Spontaneous bacterial peritonitis may develop in the absence of an obvious source of contamination. It can develop in the setting of ascites of other causes (e.g. nephrotic syndrome or cirrhosis).

The usual causal agents of the latter are E. coli and pneumococci.
272. What is the morphology of peritoneal infection?
Peritoneal membranes lose their glistening quality, and become dull and gray, followed by exudation (creamy appearance) and frank suppuration; localized abscesses can develop (subhepatic, subdiaphragmatic), although the inflammation tends to remain superficial.

Tuberculous peritonitis tends to produce a plastic exudate studded with minute, pale granulomas.
273. What is the clinical course for peritoneal infection?
These inflammatory processes can either heal spontaneously or with therapy.

In the course of healing, the following may occur:
1. The exudate may be totally resolved, leaving no residual fibrosis.
2. Residual, walled-off abscesses may persist, eventually to heal or serve as foci of new infection.
3. Organization of the exudate may occur, with the formation of fibrous adhesions, which may be delicate or quite dense.
274. What is sclerosing retroperitonitis?
Dense, fibromatous overgrowth of the retroperitoneal tissues may sometimes develop, designated sclerosing retroperitonitis (Ormond disease). In some instances the mesentery is also involved.

The fibrous overgrowth is nondistinctive and does not display anaplasia. There is usually an accompanying inflammatory infiltrate of lymphocytes, plasma cells, and neutrophils. The fibrosis may encroach on the ureter causing hydronephrosis, or it may encroach on bowel segments.

Although usually sporadic, it can occur with methysergide use or in fibrosing disorders.
275. What are mesenteric cysts?

Where do they come from?
Large cysts in the abdominal cavity can present as abdominal masses in the mesentery.

These cysts arise from sequestered lymphatic channels, pinched-off enteric diverticula of developing foregut or hindgut, developmental cysts of urogenital origin, pancreatic pseudocyts, or walled-off infections.

Occasionally, these cysts are malignant, arising from other primary sites.
276. What are primary tumors of the peritoneum (mesotheliomas)?
Primary tumors arising from the mesothelium of the peritoneum are extremely rare and are called mesotheliomas.

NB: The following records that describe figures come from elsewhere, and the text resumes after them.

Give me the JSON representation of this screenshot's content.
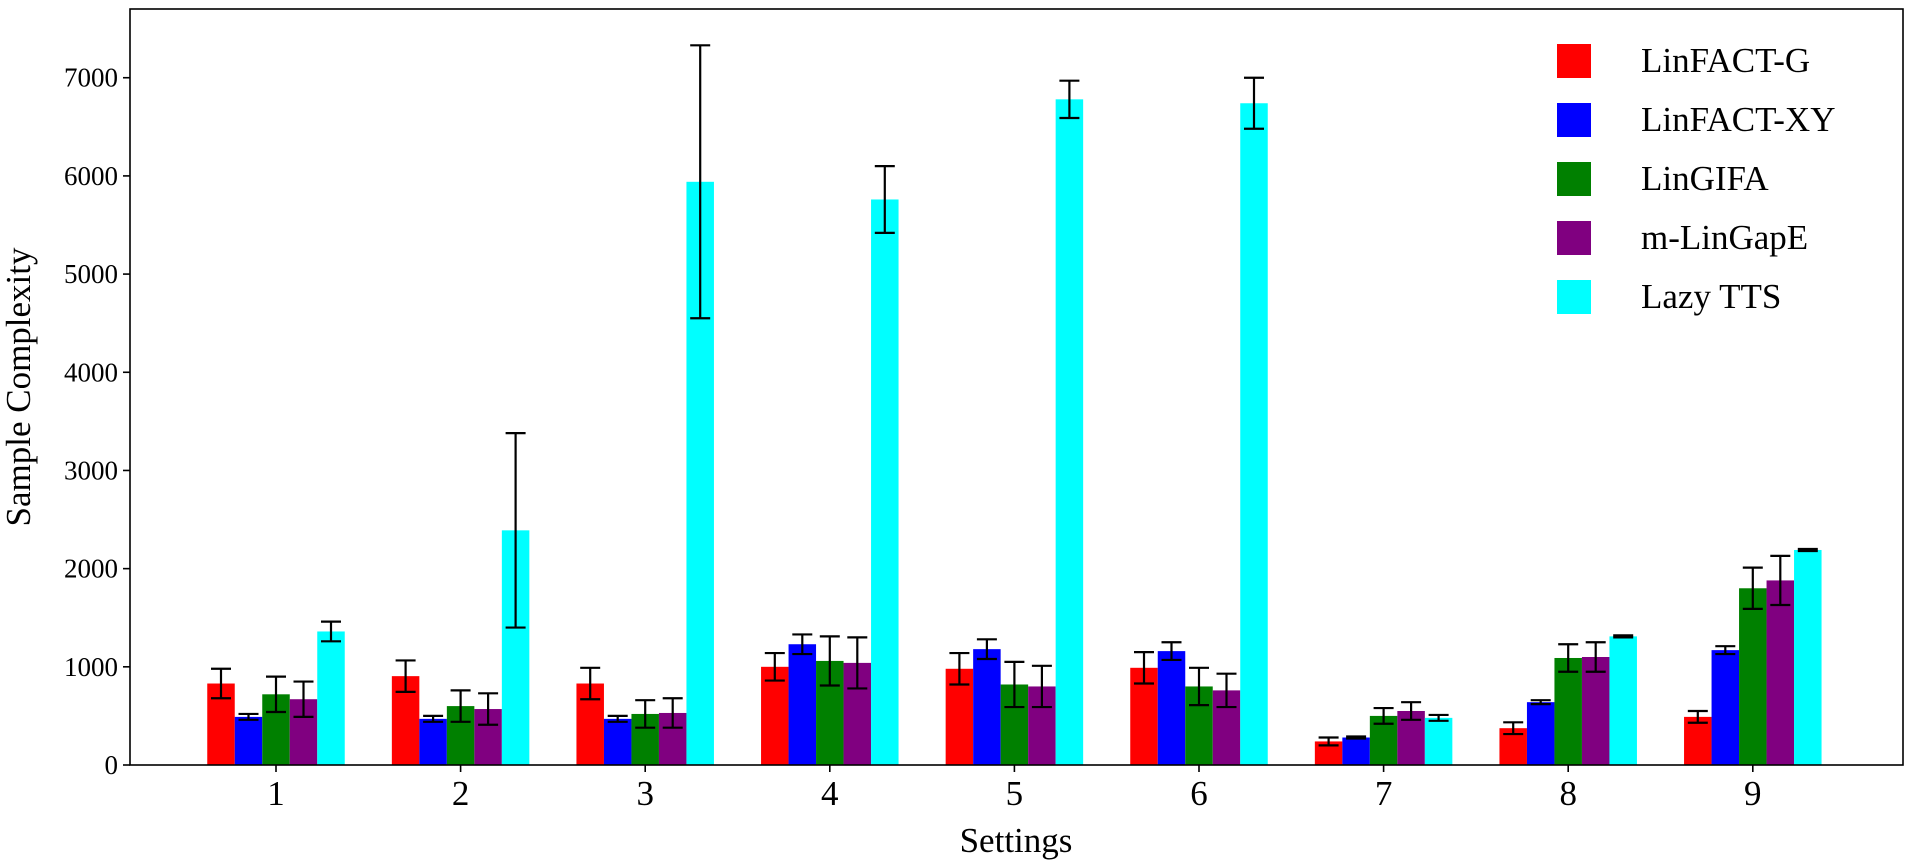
{
  "chart_data": {
    "type": "bar",
    "title": "",
    "xlabel": "Settings",
    "ylabel": "Sample Complexity",
    "categories": [
      "1",
      "2",
      "3",
      "4",
      "5",
      "6",
      "7",
      "8",
      "9"
    ],
    "ylim": [
      0,
      7700
    ],
    "yticks": [
      0,
      1000,
      2000,
      3000,
      4000,
      5000,
      6000,
      7000
    ],
    "ytick_labels": [
      "0",
      "1000",
      "2000",
      "3000",
      "4000",
      "5000",
      "6000",
      "7000"
    ],
    "grid": false,
    "legend_position": "top-right",
    "error_bars": true,
    "series": [
      {
        "name": "LinFACT-G",
        "color": "#ff0000",
        "values": [
          830,
          905,
          830,
          1000,
          980,
          990,
          240,
          375,
          490
        ],
        "errors": [
          150,
          160,
          160,
          140,
          160,
          160,
          40,
          60,
          60
        ]
      },
      {
        "name": "LinFACT-XY",
        "color": "#0000ff",
        "values": [
          490,
          470,
          470,
          1230,
          1180,
          1160,
          280,
          640,
          1170
        ],
        "errors": [
          30,
          30,
          30,
          100,
          100,
          90,
          10,
          20,
          40
        ]
      },
      {
        "name": "LinGIFA",
        "color": "#008000",
        "values": [
          720,
          600,
          520,
          1060,
          820,
          800,
          500,
          1090,
          1800
        ],
        "errors": [
          180,
          160,
          140,
          250,
          230,
          190,
          80,
          140,
          210
        ]
      },
      {
        "name": "m-LinGapE",
        "color": "#800080",
        "values": [
          670,
          570,
          530,
          1040,
          800,
          760,
          550,
          1100,
          1880
        ],
        "errors": [
          180,
          160,
          150,
          260,
          210,
          170,
          90,
          150,
          250
        ]
      },
      {
        "name": "Lazy TTS",
        "color": "#00ffff",
        "values": [
          1360,
          2390,
          5940,
          5760,
          6780,
          6740,
          480,
          1310,
          2190
        ],
        "errors": [
          100,
          990,
          1390,
          340,
          190,
          260,
          30,
          10,
          10
        ]
      }
    ]
  }
}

These exactly duplicate those found in the pleura and the pericardium, but the prognosis is poor.
277. What are desmoplastic small round cell tumors?
Desmoplastic small round cell tumors are rare tumors arising from the peritoneum. Molecular marker stidies suggest that this tumor is in the family of small round cell tumors such as Ewing sarcoma, rhabdoid myosarcoma, and primitive neuroectodermal tumor.

*The characteristic genetic marker for this tumor is the reciprocal chromosome translocation t(11;22) (p13;q12) resulting in EWS-WT1 fusion.
278. What are secondary tumors of the peritoneum?
Secondary tumors are in contrast quite common. In any form of advanced cancer, penetration to the serosal membrane or metastatic seeding (peritoneal carcinomatosis) may occur.

The most common tumors producing diffuse serosal implantation are ovarian and pancreatic.